Not Covid, Shall I Survive Depression

Not Covid, Shall I Survive Depression

Sobia Khatoon

The human brain is a wonder. Through folds of tissue and pulses of electricity, it lets us perceive, understand, and shape the world around us. As science rapidly charts the brain’s complex structures, new discoveries are revealing the biology of how the mind functions, and fails.
Given the centrality of the brain to human health, its malfunctions should be a priority, separated from stigma and treated on par with diseases of the body. We aren’t there yet, but a change is underway.
The treatment of mental illness has long been held back by the sense that disorders of emotion, thinking, and behaviour somehow lack legitimacy and instead reflect individual weakness or poor life choices. Not surprisingly, there has been a mismatch between the enormous impact of mental illness and addiction on public health and our society’s limited commitment to addressing these problems. Here are three examples of how that plays out:
Most emergency departments are ill-equipped to meet the needs of patients in the midst of mental health crises.
Most insurance plans view mental illness and addiction as exceptions to standard care, not part of it.
Despite an overall cultural shift towards compassion, our society still tends to view the mentally ill and those with addiction as morally broken rather than as ill.
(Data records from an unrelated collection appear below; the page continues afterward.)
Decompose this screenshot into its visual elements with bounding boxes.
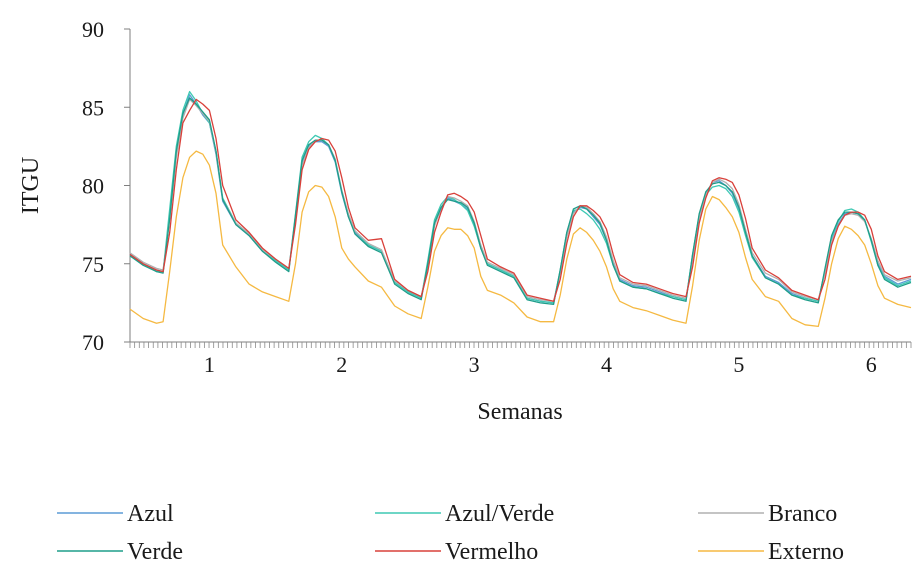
y-tick-label: 70 [82, 330, 104, 355]
x-tick-label: 2 [336, 352, 347, 377]
y-axis-title: ITGU [18, 157, 44, 214]
legend-label-azul: Azul [127, 501, 174, 527]
series-line-verde [129, 97, 912, 306]
series-line-azul-verde [129, 90, 912, 304]
x-axis-title: Semanas [477, 399, 562, 425]
axes-layer [124, 28, 912, 348]
x-tick-label: 1 [204, 352, 215, 377]
legend-label-verde: Verde [127, 539, 183, 565]
y-tick-label: 80 [82, 174, 104, 199]
series-layer [129, 90, 912, 328]
x-tick-label: 5 [733, 352, 744, 377]
series-line-externo [129, 150, 912, 328]
y-tick-label: 90 [82, 17, 104, 42]
y-tick-label: 75 [82, 252, 104, 277]
series-line-vermelho [129, 98, 912, 302]
label-layer: 70 75 80 85 90 1 2 3 4 5 6 Semanas ITGU [18, 17, 877, 425]
legend: Azul Azul/Verde Branco Verde Vermelho Externo [57, 501, 844, 565]
legend-label-azul-verde: Azul/Verde [445, 501, 554, 527]
x-tick-label: 3 [469, 352, 480, 377]
legend-label-vermelho: Vermelho [445, 539, 538, 565]
series-line-branco [129, 98, 912, 302]
x-tick-label: 4 [601, 352, 612, 377]
legend-label-externo: Externo [768, 539, 844, 565]
series-line-azul [129, 94, 912, 304]
y-tick-label: 85 [82, 95, 104, 120]
x-tick-label: 6 [866, 352, 877, 377]
legend-label-branco: Branco [768, 501, 837, 527]
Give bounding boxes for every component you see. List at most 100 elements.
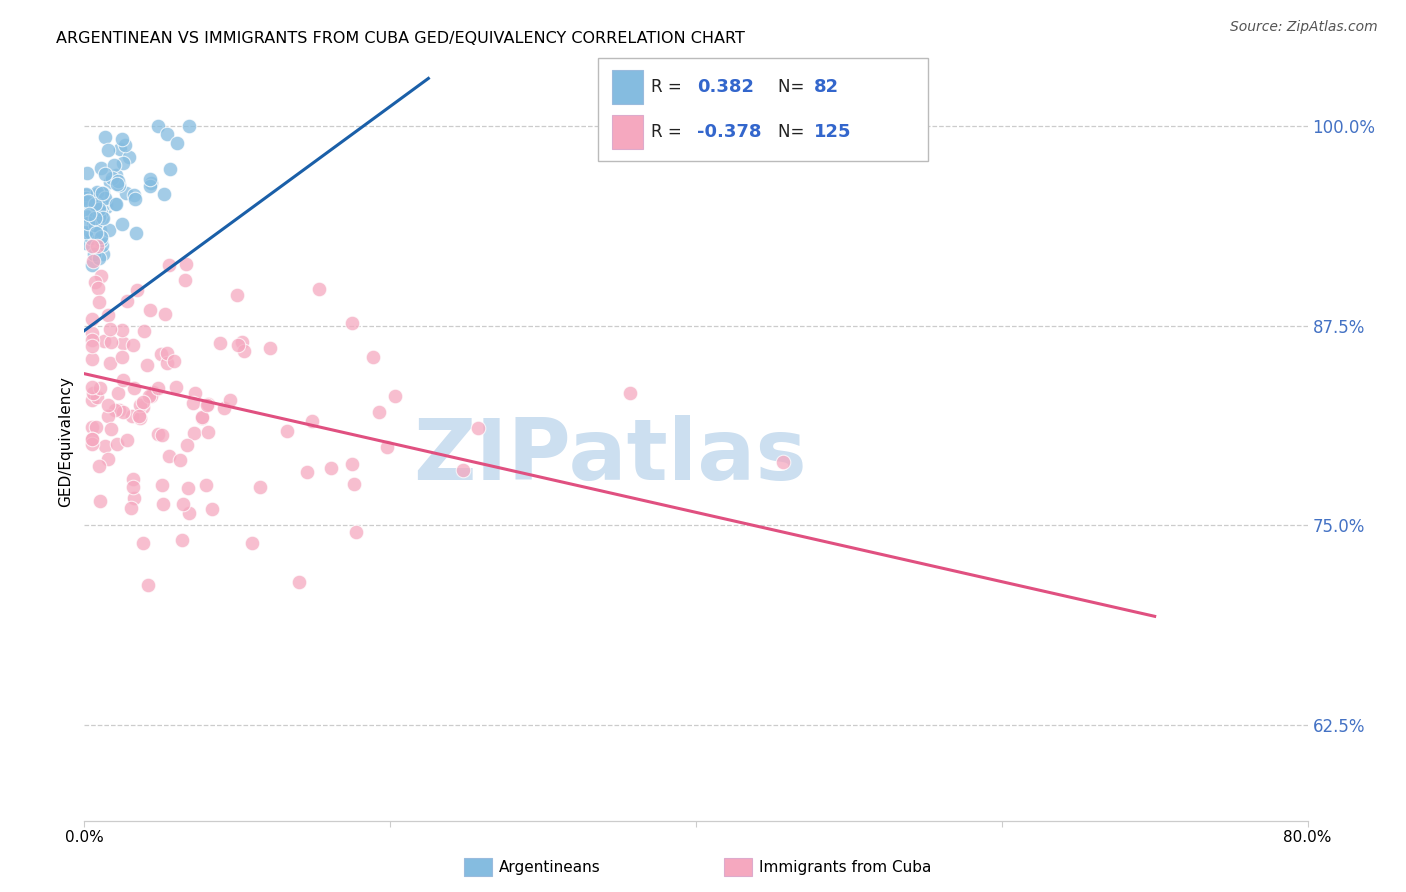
Point [90,233,112,247]
Point [93,191,115,205]
Point [139,178,162,193]
Point [104,196,127,211]
Point [319,461,342,475]
Point [80,205,103,219]
Point [86,193,108,207]
Point [84,275,107,289]
Point [89,381,111,395]
Point [340,316,363,330]
Point [79,225,101,239]
Point [179,120,201,134]
Point [139,303,162,318]
Point [80,258,103,272]
Point [125,227,148,241]
Point [121,472,143,486]
Point [101,170,124,185]
Point [183,386,205,401]
Point [128,409,150,423]
Point [159,161,181,176]
Point [132,535,155,549]
Point [124,188,146,202]
Point [128,411,150,425]
Point [91,211,114,226]
Point [115,293,138,308]
Point [467,421,489,435]
Point [89,223,111,237]
Point [122,381,145,395]
Point [157,258,180,272]
Point [86,188,108,202]
Point [98,321,121,335]
Point [80,326,103,341]
Point [108,142,131,156]
Point [86,187,108,202]
Point [208,336,231,351]
Point [108,178,131,193]
Point [343,477,366,491]
Point [76,194,98,209]
Point [112,405,135,419]
Point [165,380,187,394]
Text: 0.0%: 0.0% [65,830,104,846]
Point [90,229,112,244]
Point [75,190,97,204]
Point [80,333,103,347]
Point [141,389,163,403]
Point [118,150,141,164]
Point [142,384,165,399]
Point [138,389,160,403]
Point [77,216,100,230]
Point [150,478,173,492]
Point [75,235,97,250]
Text: 80.0%: 80.0% [1284,830,1331,846]
Point [183,426,205,441]
Point [80,436,103,450]
Point [176,438,198,452]
Point [107,386,129,401]
Point [98,175,121,189]
Point [276,424,298,438]
Point [82,385,104,400]
Point [111,156,134,170]
Point [156,356,179,370]
Point [82,217,104,231]
Point [80,432,103,446]
Point [104,402,127,417]
Text: 125: 125 [814,123,852,141]
Point [87,294,110,309]
Point [91,186,114,201]
Point [86,420,108,434]
Point [132,395,155,409]
Point [76,166,98,180]
Point [108,403,131,417]
Point [82,432,104,446]
Point [84,211,107,225]
Point [77,194,100,208]
Point [297,465,319,479]
Point [86,239,108,253]
Point [111,350,134,364]
Point [96,196,118,211]
Y-axis label: GED/Equivalency: GED/Equivalency [58,376,73,507]
Point [80,420,103,434]
Text: ZIPatlas: ZIPatlas [413,415,807,499]
Point [94,130,117,145]
Point [240,535,263,549]
Point [231,334,253,349]
Text: Immigrants from Cuba: Immigrants from Cuba [759,860,932,874]
Point [308,282,330,296]
Point [169,453,191,467]
Point [301,414,323,428]
Point [75,225,97,239]
Point [86,185,108,199]
Point [79,206,101,220]
Point [111,323,134,337]
Point [104,197,127,211]
Point [112,336,135,351]
Point [127,283,149,297]
Point [93,186,115,201]
Point [104,168,127,182]
Point [173,273,195,287]
Point [91,238,114,252]
Point [94,167,117,181]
Too often, individuals suffering from serious mental illnesses — those in greatest need of care — have been isolated and cared for outside of traditional health care, as in the asylums of the past. There, mental health care was separate from, and far from equal to, traditional health care.
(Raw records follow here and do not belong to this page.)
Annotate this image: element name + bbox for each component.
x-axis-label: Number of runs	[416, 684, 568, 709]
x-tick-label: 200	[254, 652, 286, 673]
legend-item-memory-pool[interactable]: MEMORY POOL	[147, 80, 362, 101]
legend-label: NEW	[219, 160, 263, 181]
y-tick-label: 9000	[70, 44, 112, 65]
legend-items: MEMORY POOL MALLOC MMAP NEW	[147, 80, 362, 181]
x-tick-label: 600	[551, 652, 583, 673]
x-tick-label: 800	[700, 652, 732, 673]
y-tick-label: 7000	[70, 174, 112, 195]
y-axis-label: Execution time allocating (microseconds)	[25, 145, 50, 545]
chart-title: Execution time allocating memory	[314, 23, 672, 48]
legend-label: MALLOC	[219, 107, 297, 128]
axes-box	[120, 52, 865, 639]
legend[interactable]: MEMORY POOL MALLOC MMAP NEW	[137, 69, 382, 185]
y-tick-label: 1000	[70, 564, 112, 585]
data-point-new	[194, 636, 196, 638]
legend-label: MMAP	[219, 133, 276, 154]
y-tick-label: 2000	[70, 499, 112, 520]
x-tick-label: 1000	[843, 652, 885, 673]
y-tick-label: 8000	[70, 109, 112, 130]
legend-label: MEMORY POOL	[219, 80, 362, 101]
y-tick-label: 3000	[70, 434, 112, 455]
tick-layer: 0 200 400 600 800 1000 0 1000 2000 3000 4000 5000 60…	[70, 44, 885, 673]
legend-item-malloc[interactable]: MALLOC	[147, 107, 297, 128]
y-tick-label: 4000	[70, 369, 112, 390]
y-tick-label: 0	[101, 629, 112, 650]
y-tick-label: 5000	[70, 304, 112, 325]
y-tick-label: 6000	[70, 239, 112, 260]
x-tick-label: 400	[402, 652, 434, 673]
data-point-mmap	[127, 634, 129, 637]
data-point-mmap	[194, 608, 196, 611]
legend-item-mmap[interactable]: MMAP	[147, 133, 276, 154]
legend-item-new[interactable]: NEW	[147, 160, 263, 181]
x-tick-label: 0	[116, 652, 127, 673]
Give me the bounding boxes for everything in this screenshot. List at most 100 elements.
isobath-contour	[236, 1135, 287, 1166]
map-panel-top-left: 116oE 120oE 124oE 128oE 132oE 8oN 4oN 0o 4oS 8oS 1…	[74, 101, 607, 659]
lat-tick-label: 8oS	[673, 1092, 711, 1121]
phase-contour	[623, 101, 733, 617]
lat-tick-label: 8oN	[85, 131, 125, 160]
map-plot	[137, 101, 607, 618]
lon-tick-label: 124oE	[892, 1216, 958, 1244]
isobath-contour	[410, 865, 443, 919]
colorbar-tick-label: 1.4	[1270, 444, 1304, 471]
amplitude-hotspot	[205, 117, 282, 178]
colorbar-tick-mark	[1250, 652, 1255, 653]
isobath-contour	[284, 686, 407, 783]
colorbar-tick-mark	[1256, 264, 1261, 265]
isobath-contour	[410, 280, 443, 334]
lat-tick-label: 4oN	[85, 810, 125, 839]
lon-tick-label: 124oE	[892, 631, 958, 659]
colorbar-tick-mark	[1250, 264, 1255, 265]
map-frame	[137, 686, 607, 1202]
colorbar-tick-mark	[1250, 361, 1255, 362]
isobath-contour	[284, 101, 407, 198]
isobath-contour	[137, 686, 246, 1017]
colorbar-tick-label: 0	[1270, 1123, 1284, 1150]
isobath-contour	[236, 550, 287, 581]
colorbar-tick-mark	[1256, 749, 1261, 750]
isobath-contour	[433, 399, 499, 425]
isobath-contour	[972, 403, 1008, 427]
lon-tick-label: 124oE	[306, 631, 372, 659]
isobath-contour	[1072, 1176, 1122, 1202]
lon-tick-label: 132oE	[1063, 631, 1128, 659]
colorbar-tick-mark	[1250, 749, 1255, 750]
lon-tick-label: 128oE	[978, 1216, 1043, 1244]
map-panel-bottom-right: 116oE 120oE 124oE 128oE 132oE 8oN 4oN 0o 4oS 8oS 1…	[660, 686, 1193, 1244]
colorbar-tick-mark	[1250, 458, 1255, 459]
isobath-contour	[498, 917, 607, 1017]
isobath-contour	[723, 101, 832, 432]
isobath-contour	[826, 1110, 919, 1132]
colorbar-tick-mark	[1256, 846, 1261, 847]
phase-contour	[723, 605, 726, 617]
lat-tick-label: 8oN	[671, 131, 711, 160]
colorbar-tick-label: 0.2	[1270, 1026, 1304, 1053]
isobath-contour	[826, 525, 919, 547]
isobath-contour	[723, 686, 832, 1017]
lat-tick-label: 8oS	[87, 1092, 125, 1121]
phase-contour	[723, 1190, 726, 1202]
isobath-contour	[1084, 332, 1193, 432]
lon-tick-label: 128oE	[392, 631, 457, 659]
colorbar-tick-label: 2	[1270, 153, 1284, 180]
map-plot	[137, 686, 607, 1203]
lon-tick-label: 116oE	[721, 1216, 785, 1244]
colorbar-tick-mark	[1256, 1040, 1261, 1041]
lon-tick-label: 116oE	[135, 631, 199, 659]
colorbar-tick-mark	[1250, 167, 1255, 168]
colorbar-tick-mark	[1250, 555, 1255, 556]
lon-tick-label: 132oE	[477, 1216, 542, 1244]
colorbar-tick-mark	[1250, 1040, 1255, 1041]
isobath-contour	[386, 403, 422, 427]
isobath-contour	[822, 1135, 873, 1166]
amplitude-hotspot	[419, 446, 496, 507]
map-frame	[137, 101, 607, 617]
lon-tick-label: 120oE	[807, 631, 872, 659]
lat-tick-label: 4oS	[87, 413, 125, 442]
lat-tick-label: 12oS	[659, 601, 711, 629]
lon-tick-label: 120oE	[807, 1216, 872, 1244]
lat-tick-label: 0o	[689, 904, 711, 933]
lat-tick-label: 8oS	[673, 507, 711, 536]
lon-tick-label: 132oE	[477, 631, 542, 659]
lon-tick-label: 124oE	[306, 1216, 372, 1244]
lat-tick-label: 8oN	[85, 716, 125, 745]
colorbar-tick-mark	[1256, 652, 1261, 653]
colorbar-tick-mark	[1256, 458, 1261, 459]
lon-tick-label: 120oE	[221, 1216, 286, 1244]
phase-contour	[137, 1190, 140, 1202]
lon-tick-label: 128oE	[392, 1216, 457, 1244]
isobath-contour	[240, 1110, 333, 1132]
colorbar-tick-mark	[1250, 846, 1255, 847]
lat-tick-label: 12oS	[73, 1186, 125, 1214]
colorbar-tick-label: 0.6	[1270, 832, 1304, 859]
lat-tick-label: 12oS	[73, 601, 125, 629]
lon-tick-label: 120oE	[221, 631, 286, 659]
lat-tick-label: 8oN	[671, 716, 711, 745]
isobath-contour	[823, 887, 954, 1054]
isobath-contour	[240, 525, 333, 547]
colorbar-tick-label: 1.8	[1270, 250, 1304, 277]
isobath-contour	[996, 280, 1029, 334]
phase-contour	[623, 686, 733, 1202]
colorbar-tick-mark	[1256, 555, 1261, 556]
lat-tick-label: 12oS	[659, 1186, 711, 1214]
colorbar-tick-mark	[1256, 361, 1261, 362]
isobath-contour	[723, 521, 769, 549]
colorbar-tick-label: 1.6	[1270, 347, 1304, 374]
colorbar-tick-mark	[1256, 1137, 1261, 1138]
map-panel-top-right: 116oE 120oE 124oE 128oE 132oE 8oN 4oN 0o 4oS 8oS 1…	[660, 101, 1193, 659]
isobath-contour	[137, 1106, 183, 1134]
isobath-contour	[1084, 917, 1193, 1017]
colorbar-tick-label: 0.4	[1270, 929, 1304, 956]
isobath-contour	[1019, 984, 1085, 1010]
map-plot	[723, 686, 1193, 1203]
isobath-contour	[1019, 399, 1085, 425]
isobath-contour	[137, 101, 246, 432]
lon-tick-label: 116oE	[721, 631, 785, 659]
Why the disconnect? Psychiatry has been hampered by an inability to observe and record the physical workings of the brain. Because of that, psychiatric assessments and treatments have been viewed as somewhat mysterious. Even today, the underlying mechanisms behind some of the most powerful and effective psychiatric treatments are still poorly understood. All of that translates into the difficulty that many people have finding help for real, disabling symptoms attributed to a mental illness or addiction.
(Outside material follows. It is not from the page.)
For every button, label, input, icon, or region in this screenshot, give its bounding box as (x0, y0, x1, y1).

However, just as other fields of medicine have evolved as knowledge advanced during the past century, psychiatry has also made profound progress. Advances emerging from unlocking the brain’s physiology and biochemistry are coming at a time when mental health care is being integrated into traditional health care. The potential has never been greater to finally bring psychiatry quite literally under the same roof as the rest of medicine.
Proven regimens for treating common mental disorders and addictions are aiding the “cure” rate and boosting public acceptance that such care works. Modern practices have the potential to improve public health and, perhaps equally important, engage families more actively in the care of individuals suffering from mental disorders and addictions.
Will the stigma of mental illness finally fade? Better understanding of the human brain and the biological nature of the mind will help, but it won’t be enough. How we think about mental health matters. When mental health is ultimately recognised as essential to physical health, not an extraneous element of it, then we will have access to true, complete, modern medicine.